Milwaukee took two of three on their West Coast Tour, and not the two you might think. That leaves the Bucks at 6-5 in the month of December – 6-5 in a month that I earlier speculated might not yield 4 wins. It sucks knowing that we might not see Brandon Jennings back on the court until February, but this team has shown, once again, that tenacity and raw effort can go a long way. It’s been a frustrating season, for sure, and while beating the defending champs in a shockingly-sound manner makes Milwaukee fans pull their heads out of the snow, there remains work to be done. Milwaukee is still four games under .500 and now faces a Hawks team looking for revenge before kicking off what is likely the most difficult five-game stretch of the season.

Milwaukee is now closer than they’ve been all season to outperforming their Pythagorean Win Percentage. Unfortunately, those numbers still only peg the Bucks for 37 wins. Personally, that seems low to me, especially considering how easy Milwaukee’s schedule gets, but Pythagoras cares little for such hopeful wishing.

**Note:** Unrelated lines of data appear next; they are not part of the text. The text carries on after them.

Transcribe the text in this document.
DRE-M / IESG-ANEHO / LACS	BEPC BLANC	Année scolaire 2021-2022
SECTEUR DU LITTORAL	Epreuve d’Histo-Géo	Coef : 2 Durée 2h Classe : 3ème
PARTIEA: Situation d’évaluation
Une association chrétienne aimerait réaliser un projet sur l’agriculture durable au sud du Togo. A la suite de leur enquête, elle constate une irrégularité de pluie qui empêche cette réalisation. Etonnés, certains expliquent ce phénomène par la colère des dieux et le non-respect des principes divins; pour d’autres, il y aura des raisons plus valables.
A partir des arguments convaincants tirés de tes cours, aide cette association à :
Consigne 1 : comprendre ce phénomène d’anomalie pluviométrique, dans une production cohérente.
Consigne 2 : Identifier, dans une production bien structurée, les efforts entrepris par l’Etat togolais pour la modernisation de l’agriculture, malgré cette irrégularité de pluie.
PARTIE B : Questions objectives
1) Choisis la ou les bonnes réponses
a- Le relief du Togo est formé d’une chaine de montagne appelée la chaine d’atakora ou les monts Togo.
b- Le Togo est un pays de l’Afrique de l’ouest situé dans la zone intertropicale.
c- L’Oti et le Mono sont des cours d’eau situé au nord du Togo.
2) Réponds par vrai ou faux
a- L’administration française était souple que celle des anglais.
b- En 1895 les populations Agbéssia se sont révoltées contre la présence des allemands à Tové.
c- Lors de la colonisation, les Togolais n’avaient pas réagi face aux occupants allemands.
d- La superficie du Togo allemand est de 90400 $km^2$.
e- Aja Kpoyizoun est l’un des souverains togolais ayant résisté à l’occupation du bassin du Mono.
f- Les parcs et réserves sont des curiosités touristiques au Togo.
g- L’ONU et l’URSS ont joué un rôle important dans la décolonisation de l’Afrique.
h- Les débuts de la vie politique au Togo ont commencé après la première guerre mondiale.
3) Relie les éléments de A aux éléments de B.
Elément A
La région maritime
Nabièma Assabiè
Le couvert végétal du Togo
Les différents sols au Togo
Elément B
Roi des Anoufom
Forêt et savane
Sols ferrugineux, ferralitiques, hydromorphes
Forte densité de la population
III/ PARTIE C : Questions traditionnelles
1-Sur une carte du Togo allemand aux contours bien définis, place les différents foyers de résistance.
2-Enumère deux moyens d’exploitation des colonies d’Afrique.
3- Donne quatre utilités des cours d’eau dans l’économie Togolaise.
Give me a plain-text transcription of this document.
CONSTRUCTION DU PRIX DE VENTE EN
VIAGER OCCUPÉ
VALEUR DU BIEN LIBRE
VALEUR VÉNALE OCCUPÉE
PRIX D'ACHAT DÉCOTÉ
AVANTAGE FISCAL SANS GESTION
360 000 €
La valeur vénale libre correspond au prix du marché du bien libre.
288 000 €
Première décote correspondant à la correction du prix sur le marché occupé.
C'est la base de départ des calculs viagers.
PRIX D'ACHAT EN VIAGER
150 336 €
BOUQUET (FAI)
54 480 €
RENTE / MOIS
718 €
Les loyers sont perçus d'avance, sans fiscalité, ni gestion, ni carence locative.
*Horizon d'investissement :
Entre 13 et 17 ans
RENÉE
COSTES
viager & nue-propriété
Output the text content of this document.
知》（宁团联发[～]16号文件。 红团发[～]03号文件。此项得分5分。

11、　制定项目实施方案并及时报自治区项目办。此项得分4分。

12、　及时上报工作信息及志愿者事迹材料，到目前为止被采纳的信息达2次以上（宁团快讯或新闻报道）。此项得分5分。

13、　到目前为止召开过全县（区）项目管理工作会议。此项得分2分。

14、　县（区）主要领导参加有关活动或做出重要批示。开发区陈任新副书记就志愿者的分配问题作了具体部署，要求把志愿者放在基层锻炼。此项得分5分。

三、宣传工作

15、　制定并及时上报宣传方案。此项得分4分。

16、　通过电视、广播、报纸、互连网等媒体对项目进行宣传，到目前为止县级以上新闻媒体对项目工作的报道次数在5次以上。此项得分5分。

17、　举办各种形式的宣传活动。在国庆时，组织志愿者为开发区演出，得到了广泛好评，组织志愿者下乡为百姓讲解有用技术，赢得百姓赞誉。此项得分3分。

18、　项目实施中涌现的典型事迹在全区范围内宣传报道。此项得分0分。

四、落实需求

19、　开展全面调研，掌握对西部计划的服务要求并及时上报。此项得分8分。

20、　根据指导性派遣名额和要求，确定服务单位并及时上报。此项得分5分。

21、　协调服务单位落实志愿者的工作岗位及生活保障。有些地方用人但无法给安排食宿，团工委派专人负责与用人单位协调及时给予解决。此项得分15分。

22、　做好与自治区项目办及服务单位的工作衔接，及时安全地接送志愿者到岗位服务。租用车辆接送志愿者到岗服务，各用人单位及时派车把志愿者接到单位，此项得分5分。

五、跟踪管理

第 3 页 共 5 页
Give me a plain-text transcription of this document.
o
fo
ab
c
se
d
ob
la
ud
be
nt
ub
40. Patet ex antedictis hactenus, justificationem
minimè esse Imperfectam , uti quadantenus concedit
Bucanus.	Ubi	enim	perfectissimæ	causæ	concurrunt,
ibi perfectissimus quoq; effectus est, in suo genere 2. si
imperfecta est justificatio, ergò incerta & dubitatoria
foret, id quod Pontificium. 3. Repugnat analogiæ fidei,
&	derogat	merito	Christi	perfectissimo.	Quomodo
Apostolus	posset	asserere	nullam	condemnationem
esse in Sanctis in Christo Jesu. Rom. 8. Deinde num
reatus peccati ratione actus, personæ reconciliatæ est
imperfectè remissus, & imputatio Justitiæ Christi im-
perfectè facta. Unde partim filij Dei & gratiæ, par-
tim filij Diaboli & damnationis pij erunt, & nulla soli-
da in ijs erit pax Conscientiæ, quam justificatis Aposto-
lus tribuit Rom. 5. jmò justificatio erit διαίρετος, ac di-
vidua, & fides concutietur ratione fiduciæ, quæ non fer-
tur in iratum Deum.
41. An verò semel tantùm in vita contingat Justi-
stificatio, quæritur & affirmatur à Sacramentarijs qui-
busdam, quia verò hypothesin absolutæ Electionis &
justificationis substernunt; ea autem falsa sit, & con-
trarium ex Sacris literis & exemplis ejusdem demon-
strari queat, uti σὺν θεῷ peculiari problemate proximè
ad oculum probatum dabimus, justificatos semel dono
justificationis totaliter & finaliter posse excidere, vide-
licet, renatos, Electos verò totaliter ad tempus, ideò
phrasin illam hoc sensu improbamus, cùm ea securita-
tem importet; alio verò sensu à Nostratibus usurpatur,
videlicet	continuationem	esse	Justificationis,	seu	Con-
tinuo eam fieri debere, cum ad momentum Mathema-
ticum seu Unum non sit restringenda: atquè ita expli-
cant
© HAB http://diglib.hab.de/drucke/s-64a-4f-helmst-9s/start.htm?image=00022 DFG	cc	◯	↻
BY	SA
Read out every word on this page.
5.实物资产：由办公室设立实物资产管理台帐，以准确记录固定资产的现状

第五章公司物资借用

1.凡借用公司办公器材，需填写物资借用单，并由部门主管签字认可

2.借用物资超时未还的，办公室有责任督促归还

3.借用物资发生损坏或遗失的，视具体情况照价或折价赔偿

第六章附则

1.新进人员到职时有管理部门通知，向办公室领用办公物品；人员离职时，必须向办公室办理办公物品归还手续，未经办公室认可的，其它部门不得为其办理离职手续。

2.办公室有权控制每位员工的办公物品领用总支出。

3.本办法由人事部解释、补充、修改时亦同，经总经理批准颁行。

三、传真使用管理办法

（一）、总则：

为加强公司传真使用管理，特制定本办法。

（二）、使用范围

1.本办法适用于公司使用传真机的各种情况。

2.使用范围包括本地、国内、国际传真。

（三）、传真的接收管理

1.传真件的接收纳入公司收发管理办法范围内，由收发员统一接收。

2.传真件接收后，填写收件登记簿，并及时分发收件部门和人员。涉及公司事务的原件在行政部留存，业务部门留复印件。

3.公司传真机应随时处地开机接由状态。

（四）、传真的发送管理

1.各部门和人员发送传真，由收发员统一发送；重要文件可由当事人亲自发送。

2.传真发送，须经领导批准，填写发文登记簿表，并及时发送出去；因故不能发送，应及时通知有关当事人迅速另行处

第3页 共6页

We can hardly call the Bucks contenders, and the preseason expectations seem a far cry from where they currently stand, but this is a team that can absolutely win any game they play. They might not win the NBA Title, but you can bet there’s gonna be a few more times this squad will embarrass some elite team, prompting many declarations of “Fear the Deer” and drawing minor attention to Andrew Bogut’s status as a top-3 defensive player in the NBA.